Waktu itu saya sedang dekat dengan seorang teman laki-laki. Dia lebih tua beberapa tahun dari saya. Tidak terlalu jauh. Kami beberapa kali pergi bersama. Namun tidak terlalu intense. Kami tidak pernah pergi hanya sekedar untuk jalan-jalan. Pasti ada tujuan dan urusan yang jelas.

Sampai akhirnya suatu hari kami pergi ke tempat yang mirip dengan salah satu film romantis yang pernah saya tonton. Saya ingin sekali merasakan nuansa seperti di film itu bersama dia. Akhirnya saya mengajaknya melakukan kegiatan seperti yang ada di film tersebut (bukan kegiatan yang aneh dan tidak senonoh).

Namun respon dia saat itu tidak bagus, cenderung menghindar. Akhirnya saya kecewa dan merasa melewatkan sesuatu hahaha… Hubungan kami tidak lanjut lebih jauh karena saya merasa ini salah. Harusnya terjadi seperti di film itu dan nantinya akan berakhir seperti di film itu juga. Bodoh sekali saya saat itu hahaha…

Kasus Kedua:

Saya sempat bertemu dan dekat dengan laki-laki yang umurnya cukup jauh dari saya, sekitar di atas lima tahun lebih tua dari saya sepertinya. Saya tidak terlalu ingat jelasnya karena wajahnya terlihat lebih muda dari usianya. Kami punya banyak kesamaan selera dalam budaya pop. Bahkan dia bilang bahwa saya adalah versi perempuan dirinya. Saya akui itu benar. Kami cukup cepat klik. Gila, saya langsung menaruh hati pada dia.

Kami jalan-jalan seharian. Rasanya, menyenangkan. Banyak hal yang kami bincangkan. Kami juga banyak setuju untuk banyak hal. Tempat-tempat yang kami kunjungi sangat tidak biasa untuk sebuah “dating”. Sepanjang perjalanan, saya mengasosiasikan perjalan ini seperti salah satu film romantis favorit saya, Before Sunrise (1995). Faktanya, kami memang dua orang asing yang baru bertemu belum lama. Sama seperti skenario film tersebut.

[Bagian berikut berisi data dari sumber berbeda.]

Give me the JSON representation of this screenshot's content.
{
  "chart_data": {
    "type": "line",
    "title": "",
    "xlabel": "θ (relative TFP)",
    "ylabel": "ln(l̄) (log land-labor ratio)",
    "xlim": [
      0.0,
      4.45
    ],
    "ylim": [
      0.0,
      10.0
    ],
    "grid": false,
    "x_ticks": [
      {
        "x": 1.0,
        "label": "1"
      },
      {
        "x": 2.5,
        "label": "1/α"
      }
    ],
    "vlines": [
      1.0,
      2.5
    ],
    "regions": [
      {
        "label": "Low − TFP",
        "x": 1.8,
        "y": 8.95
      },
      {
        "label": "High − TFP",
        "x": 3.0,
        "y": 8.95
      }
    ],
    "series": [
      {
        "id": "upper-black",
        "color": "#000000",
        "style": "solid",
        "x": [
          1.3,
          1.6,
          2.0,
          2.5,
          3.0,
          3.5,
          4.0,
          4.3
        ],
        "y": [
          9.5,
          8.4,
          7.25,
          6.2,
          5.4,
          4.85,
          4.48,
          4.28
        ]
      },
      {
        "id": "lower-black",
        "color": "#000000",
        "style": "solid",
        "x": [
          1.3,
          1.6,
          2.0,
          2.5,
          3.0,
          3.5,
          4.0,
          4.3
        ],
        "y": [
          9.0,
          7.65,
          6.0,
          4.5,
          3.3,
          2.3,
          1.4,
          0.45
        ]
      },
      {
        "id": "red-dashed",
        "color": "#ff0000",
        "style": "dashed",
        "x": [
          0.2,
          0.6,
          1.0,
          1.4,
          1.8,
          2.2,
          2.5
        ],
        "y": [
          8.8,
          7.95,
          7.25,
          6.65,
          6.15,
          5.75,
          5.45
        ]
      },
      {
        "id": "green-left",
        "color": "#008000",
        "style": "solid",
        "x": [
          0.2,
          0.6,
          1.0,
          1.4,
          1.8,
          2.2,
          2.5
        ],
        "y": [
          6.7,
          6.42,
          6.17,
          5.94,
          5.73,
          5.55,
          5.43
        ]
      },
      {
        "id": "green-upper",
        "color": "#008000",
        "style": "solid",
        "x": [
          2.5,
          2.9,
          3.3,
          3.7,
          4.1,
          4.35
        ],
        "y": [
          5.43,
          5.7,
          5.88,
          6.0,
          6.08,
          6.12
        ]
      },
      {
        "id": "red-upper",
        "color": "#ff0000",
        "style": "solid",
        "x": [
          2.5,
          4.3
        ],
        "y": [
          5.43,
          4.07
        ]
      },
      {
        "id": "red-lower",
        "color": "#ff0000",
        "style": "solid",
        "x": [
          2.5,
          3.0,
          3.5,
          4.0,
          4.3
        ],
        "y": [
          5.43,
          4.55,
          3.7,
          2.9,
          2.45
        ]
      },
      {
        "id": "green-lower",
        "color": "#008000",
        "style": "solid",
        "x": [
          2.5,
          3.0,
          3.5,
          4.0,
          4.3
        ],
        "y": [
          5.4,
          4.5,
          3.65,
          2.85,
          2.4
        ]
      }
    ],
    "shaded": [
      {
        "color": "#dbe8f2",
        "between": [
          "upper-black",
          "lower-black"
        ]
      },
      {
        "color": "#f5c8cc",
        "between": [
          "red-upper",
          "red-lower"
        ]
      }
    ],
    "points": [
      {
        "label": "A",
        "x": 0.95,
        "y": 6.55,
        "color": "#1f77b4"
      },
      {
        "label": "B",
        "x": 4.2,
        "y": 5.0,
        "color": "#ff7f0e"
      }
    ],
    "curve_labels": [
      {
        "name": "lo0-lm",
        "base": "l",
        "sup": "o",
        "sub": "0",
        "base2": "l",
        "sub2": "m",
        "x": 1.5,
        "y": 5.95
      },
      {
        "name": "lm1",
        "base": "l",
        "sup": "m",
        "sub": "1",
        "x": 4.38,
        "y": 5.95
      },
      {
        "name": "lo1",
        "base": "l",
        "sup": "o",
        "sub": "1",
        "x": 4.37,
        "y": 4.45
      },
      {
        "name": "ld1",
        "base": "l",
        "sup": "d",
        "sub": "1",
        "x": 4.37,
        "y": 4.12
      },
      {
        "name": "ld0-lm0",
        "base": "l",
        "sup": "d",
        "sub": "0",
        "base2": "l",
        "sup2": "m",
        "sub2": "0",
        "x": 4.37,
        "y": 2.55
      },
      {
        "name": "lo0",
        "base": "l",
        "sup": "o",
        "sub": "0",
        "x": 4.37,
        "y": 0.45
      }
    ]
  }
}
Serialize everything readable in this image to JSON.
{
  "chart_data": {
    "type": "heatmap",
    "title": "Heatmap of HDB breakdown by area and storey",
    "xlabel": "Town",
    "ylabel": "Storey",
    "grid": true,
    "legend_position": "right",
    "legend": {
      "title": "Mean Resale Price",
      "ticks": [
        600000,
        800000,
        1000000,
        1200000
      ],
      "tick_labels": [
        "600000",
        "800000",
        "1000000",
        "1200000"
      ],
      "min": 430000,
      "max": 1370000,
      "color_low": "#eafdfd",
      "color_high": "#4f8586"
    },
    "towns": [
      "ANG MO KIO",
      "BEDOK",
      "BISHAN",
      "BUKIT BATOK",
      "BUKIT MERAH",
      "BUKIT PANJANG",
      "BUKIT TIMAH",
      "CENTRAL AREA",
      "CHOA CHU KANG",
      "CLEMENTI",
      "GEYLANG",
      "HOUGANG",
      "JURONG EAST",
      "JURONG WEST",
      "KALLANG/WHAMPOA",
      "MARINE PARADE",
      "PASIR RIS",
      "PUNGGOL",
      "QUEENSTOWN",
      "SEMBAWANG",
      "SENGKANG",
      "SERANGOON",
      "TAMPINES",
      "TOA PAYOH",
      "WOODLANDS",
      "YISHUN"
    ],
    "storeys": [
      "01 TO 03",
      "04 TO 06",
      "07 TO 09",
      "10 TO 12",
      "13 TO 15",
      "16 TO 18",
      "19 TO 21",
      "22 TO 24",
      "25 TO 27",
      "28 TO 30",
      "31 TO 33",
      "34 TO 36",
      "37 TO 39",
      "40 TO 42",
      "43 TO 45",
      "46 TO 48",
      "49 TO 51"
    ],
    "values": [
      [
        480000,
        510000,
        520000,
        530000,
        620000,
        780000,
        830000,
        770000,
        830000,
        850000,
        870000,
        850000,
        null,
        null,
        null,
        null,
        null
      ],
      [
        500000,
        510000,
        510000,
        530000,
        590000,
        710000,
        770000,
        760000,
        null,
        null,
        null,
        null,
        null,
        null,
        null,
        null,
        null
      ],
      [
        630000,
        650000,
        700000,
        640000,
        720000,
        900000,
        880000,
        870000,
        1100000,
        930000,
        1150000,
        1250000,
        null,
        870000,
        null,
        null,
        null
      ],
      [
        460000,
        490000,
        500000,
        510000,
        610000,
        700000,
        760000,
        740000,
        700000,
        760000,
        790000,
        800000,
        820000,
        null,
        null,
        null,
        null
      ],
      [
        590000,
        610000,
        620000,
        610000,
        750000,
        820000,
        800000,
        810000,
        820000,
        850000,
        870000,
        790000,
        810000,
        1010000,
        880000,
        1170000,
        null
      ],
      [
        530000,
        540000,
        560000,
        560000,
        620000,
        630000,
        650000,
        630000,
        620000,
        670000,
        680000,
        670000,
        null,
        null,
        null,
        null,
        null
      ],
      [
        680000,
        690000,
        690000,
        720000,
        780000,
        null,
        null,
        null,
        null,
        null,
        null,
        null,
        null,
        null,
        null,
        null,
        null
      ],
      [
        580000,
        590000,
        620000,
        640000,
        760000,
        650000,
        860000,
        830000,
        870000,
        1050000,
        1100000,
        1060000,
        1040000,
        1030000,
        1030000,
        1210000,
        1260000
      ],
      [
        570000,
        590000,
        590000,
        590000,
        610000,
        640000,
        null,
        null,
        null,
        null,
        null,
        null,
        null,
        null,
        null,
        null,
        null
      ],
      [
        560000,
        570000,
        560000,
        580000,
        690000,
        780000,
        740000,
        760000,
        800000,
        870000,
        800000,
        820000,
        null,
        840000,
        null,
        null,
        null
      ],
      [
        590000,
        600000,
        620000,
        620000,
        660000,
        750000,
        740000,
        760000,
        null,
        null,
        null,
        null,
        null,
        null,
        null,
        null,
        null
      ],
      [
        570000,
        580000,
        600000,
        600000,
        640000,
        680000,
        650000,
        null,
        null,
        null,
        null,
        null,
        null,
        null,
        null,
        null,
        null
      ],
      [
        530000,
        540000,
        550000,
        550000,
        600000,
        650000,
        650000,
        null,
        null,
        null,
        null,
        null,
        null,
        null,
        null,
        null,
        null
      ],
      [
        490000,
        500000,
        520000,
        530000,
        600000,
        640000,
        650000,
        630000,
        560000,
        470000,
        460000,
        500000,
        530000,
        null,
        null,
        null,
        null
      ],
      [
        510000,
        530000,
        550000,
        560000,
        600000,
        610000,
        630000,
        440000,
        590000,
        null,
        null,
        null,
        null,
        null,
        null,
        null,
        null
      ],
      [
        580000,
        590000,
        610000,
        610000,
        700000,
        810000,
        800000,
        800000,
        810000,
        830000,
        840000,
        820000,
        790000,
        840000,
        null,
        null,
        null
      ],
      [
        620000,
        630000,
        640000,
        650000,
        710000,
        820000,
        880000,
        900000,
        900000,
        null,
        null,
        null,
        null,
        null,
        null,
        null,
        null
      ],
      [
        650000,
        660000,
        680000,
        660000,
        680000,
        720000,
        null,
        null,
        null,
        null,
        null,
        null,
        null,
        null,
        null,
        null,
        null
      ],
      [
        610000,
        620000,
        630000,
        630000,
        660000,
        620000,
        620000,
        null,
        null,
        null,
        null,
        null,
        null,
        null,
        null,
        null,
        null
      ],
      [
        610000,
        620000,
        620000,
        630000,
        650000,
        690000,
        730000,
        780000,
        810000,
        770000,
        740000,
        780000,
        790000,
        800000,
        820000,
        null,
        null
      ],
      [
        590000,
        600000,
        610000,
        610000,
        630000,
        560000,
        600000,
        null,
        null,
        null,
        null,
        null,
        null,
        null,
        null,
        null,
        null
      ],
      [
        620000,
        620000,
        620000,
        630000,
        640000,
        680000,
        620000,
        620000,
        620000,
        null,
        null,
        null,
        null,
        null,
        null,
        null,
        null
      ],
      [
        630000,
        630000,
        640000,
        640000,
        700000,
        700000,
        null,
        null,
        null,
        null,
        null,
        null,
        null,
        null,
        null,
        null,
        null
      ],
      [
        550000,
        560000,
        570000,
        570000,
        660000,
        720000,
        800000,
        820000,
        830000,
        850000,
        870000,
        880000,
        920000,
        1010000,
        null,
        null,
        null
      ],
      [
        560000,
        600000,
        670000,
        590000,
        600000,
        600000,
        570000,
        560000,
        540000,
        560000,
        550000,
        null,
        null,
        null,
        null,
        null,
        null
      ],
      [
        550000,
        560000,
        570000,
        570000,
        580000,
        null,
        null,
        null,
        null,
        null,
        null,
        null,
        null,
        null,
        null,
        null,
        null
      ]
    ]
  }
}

Di akhir perjalanan pun perpisahannya cukup dramatis. Dia mengejar penerbangan dini hari jadi hari itu memang hari yang harus dimanfaatkan dengan baik. Bedanya, setelah perjalanan itu kami masih berkontak, tidak seperti Jess dan Celine dalam Before Sunrise yang akhirnya putus kontak cukup lama hahaha…

Salah satu adegan jalan-jalan Jess dan Celine dalam Before Sunrise (1995)
Jess dan Celine sedang berbincang di dalam trem dalam Before Sunrise (1995).

Namun, karena jarak yang agak jauh — yang saya maksudkan jarak secara fisik dan usia — kami sudah tidak saling terhubung lagi dan hubungan sangat singkat ini berakhir. Mungkin dia sudah menikah. Entah lah. Namun dengan kemungkinan tersebut saya jadi berimajinasi apakah kami akan seperti Jess dan Celine di Before Sunset (2004) ketika bertemu suatu hari nanti? hahaha….

Jess dan Celine kembali bertemu setelah sekian tahun dalam Before Sunset (2004).

Cukup dua kasus yang saya ceritakan. Masih banyak kasus lain. Saya sengaja tidak menyebutkan di mana saya bertemu mereka untuk kerahasiaan. Lagi pula tidak terlalu penting hahaha…

Dari kedua kasus tersebut, juga kasus-kasus lain yang saya sebutkan, tidak ada yang akhirnya mengantarkan saya ke sebuah hubungan yang serius. Hal ini akhirnya membuat saya mempertanyakan diri saya.

Apakah mungkin saya bisa bertemu seseorang untuk menjalin hubungan romantis?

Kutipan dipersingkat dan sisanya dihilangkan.